Драка была жестокой. Жесткой. Страшной. Он и не помнил, чтобы в такой когда участвовал. И тем не менее не уступал, будто бы это была последняя его схватка в жизни. Доказывая что-то другим и самому себе. И наказывая — других и самого себя.

Второй выстрел прозвучал резко, оглушающе и неожиданно обезоруживающе, словно бы прекращая безумие и агонию, а за ним последовал почти нечеловеческий вопль, от которого Назар пришел в себя и остановился. Остановился не только он — кто-то тут же дал дёру, кто-то, как и он, замер на месте, озираясь по сторонам. Один из рабочих чуть в стороне плашмя лежал на земле и смотрел в темное, будто бездна, небо, судорожно открывая и закрывая рот. И кровь… крови было так много, что могло бы показаться, что ею пахнет воздух, но нет, в воздухе все еще стоял волглый, душновато-сладкий запах ночного промозглого осеннего леса.

— Твою мать… — выдохнул Антоха, первым кинувшийся к раненому. — Кто?! Вы, суки, что наделали?!

— Живой? — прогрохотал Назар, оказавшись рядом и не позволяя себя размотать окончательно, как бы сильно ни пробрало. Впрочем, и сам видел — живой. Дышит, шарит глазами, силится что-то сказать.

— Блядь, его в живот… Ну твою ж мать, а!

— В больницу надо везти, он же подохнет тут.

— Ты псих? Нас там и повяжут.

— Не повяжут, обойдется. Денег напихаем кому надо — смолчат, — срывающимся голосом и вовсе не испытывая никакой уверенности в собственных словах, ответил Назар и тут же гаркнул: — Что встали? Помогите до машины довести! И заткните чем-то рану!

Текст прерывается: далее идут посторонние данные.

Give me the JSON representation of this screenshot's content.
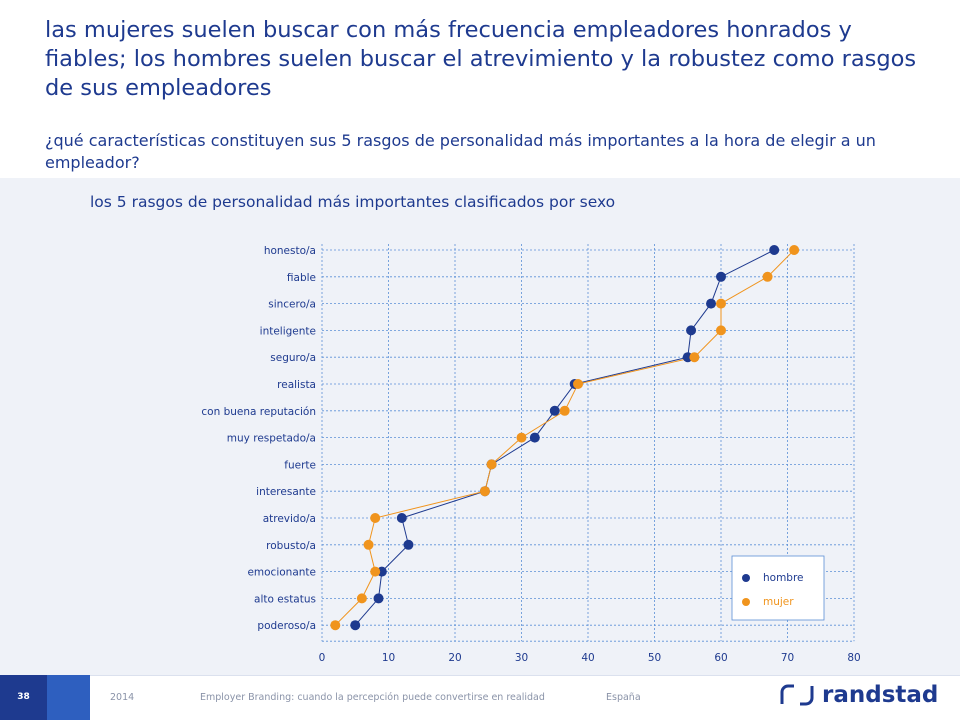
{
  "header": {
    "title": "las mujeres suelen buscar con más frecuencia empleadores honrados y fiables; los hombres suelen buscar el atrevimiento y la robustez como rasgos de sus empleadores",
    "question": "¿qué características constituyen sus 5 rasgos de personalidad más importantes a la hora de elegir a un empleador?"
  },
  "subtitle": "los 5 rasgos de personalidad más importantes clasificados por sexo",
  "colors": {
    "hombre": "#1e3a8f",
    "mujer": "#f0941d",
    "grid": "#5b8fd6",
    "text": "#1e3a8f"
  },
  "chart_data": {
    "type": "scatter",
    "title": "los 5 rasgos de personalidad más importantes clasificados por sexo",
    "categories": [
      "honesto/a",
      "fiable",
      "sincero/a",
      "inteligente",
      "seguro/a",
      "realista",
      "con buena reputación",
      "muy respetado/a",
      "fuerte",
      "interesante",
      "atrevido/a",
      "robusto/a",
      "emocionante",
      "alto estatus",
      "poderoso/a"
    ],
    "series": [
      {
        "name": "hombre",
        "values": [
          68,
          60,
          58.5,
          55.5,
          55,
          38,
          35,
          32,
          25.5,
          24.5,
          12,
          13,
          9,
          8.5,
          5
        ]
      },
      {
        "name": "mujer",
        "values": [
          71,
          67,
          60,
          60,
          56,
          38.5,
          36.5,
          30,
          25.5,
          24.5,
          8,
          7,
          8,
          6,
          2
        ]
      }
    ],
    "xlim": [
      0,
      80
    ],
    "xticks": [
      "0",
      "10",
      "20",
      "30",
      "40",
      "50",
      "60",
      "70",
      "80"
    ],
    "grid": true,
    "legend_position": "bottom-right"
  },
  "legend": {
    "hombre": "hombre",
    "mujer": "mujer"
  },
  "footer": {
    "page": "38",
    "year": "2014",
    "report": "Employer Branding: cuando la percepción puede convertirse en realidad",
    "country": "España",
    "brand": "randstad"
  }
}
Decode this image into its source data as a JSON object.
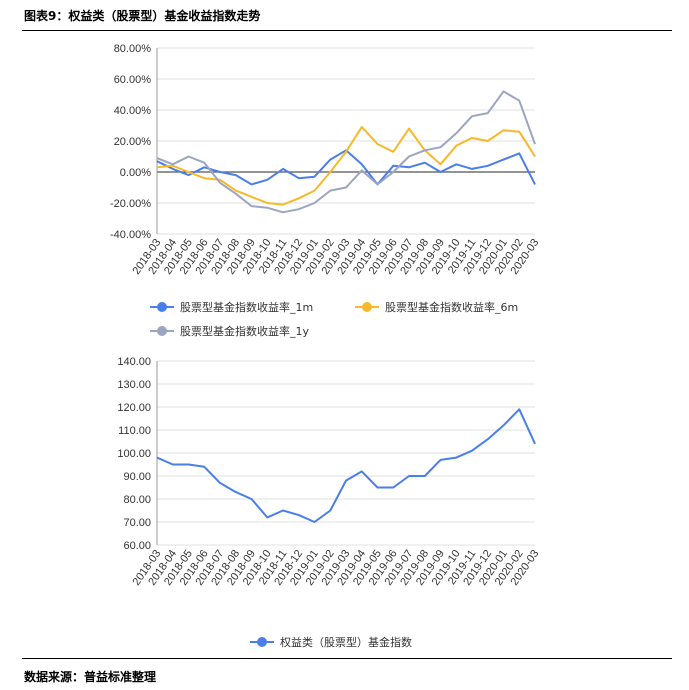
{
  "header": {
    "title": "图表9：权益类（股票型）基金收益指数走势"
  },
  "footer": {
    "source": "数据来源：普益标准整理"
  },
  "x_dates": [
    "2018-03",
    "2018-04",
    "2018-05",
    "2018-06",
    "2018-07",
    "2018-08",
    "2018-09",
    "2018-10",
    "2018-11",
    "2018-12",
    "2019-01",
    "2019-02",
    "2019-03",
    "2019-04",
    "2019-05",
    "2019-06",
    "2019-07",
    "2019-08",
    "2019-09",
    "2019-10",
    "2019-11",
    "2019-12",
    "2020-01",
    "2020-02",
    "2020-03"
  ],
  "x_tick_labels": [
    "2018-03",
    "2018-04",
    "2018-05",
    "2018-06",
    "2018-07",
    "2018-08",
    "2018-09",
    "2018-10",
    "2018-11",
    "2018-12",
    "2019-01",
    "2019-02",
    "2019-03",
    "2019-04",
    "2019-05",
    "2019-06",
    "2019-07",
    "2019-08",
    "2019-09",
    "2019-10",
    "2019-11",
    "2019-12",
    "2020-01",
    "2020-02",
    "2020-03"
  ],
  "colors": {
    "blue": "#4a7ee8",
    "orange": "#f7b928",
    "gray": "#9aa5c1",
    "grid": "#e2e2e2",
    "zero": "#555555"
  },
  "chart_data": [
    {
      "type": "line",
      "xlabel": "",
      "ylabel": "",
      "ylim": [
        -40,
        80
      ],
      "y_ticks": [
        "80.00%",
        "60.00%",
        "40.00%",
        "20.00%",
        "0.00%",
        "-20.00%",
        "-40.00%"
      ],
      "grid": true,
      "legend_position": "bottom",
      "series": [
        {
          "name": "股票型基金指数收益率_1m",
          "color": "#4a7ee8",
          "values": [
            7,
            2,
            -2,
            3,
            0,
            -2,
            -8,
            -5,
            2,
            -4,
            -3,
            8,
            14,
            5,
            -8,
            4,
            3,
            6,
            0,
            5,
            2,
            4,
            8,
            12,
            -8
          ]
        },
        {
          "name": "股票型基金指数收益率_6m",
          "color": "#f7b928",
          "values": [
            3,
            4,
            0,
            -4,
            -5,
            -12,
            -16,
            -20,
            -21,
            -17,
            -12,
            0,
            13,
            29,
            18,
            13,
            28,
            14,
            5,
            17,
            22,
            20,
            27,
            26,
            10
          ]
        },
        {
          "name": "股票型基金指数收益率_1y",
          "color": "#9aa5c1",
          "values": [
            9,
            5,
            10,
            6,
            -7,
            -14,
            -22,
            -23,
            -26,
            -24,
            -20,
            -12,
            -10,
            1,
            -8,
            0,
            10,
            14,
            16,
            25,
            36,
            38,
            52,
            46,
            18
          ]
        }
      ]
    },
    {
      "type": "line",
      "xlabel": "",
      "ylabel": "",
      "ylim": [
        60,
        140
      ],
      "y_ticks": [
        "140.00",
        "130.00",
        "120.00",
        "110.00",
        "100.00",
        "90.00",
        "80.00",
        "70.00",
        "60.00"
      ],
      "grid": true,
      "legend_position": "bottom",
      "series": [
        {
          "name": "权益类（股票型）基金指数",
          "color": "#4a7ee8",
          "values": [
            98,
            95,
            95,
            94,
            87,
            83,
            80,
            72,
            75,
            73,
            70,
            75,
            88,
            92,
            85,
            85,
            90,
            90,
            97,
            98,
            101,
            106,
            112,
            119,
            104
          ]
        }
      ]
    }
  ]
}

К ним бросилась еще пара парней из патруля, кто посмелее. Рабочего осторожно приподняли, ногами он перебирал с трудом, но до авто его все-таки дотащили, погрузив на заднее сидение. Обрез отыскал Антоха. И, велев замести тут все, Назар рванул дальше. Теперь в лечебницу. Там он бесконечно с кем-то говорил, объяснял, уговаривал, до тех пор, пока врачиха, сдвинув брови, не одернула: «Вы с ума сошли! Огнестрельное ранение! Да я обязана!»

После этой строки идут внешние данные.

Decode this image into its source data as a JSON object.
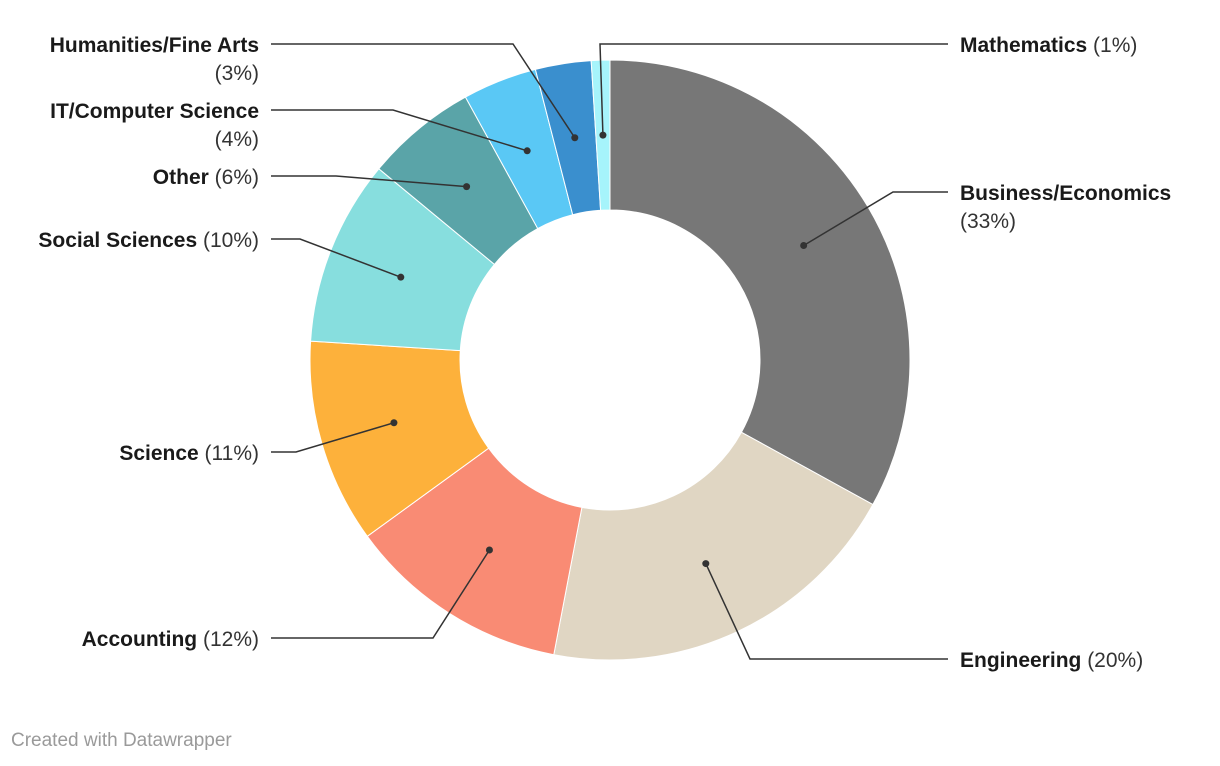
{
  "chart_data": {
    "type": "pie",
    "variant": "donut",
    "title": "",
    "categories": [
      "Business/Economics",
      "Engineering",
      "Accounting",
      "Science",
      "Social Sciences",
      "Other",
      "IT/Computer Science",
      "Humanities/Fine Arts",
      "Mathematics"
    ],
    "values": [
      33,
      20,
      12,
      11,
      10,
      6,
      4,
      3,
      1
    ],
    "value_labels": [
      "(33%)",
      "(20%)",
      "(12%)",
      "(11%)",
      "(10%)",
      "(6%)",
      "(4%)",
      "(3%)",
      "(1%)"
    ],
    "colors": [
      "#777777",
      "#e0d6c3",
      "#f98b74",
      "#fdb13b",
      "#87dede",
      "#5aa4a8",
      "#5ac8f5",
      "#3a8fce",
      "#a6f4fb"
    ],
    "legend": "none"
  },
  "footer": {
    "credit": "Created with Datawrapper"
  }
}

И после этого он сдулся. Его отвели в кабинет главврача. Там он сидел на стуле в углу, тяжело привалившись затылком к холодной стене за спиной, и смотрел прямо перед собой, устало и вяло, как бывало всегда после усилий и возбуждения, размышляя над тем, что правильно сделал, что Антоху и остальных выгнал, а сюда явился один. Уж лучше так, чем остальных тянуть. Отбрехиваться в одиночку легче и будь уже как будет.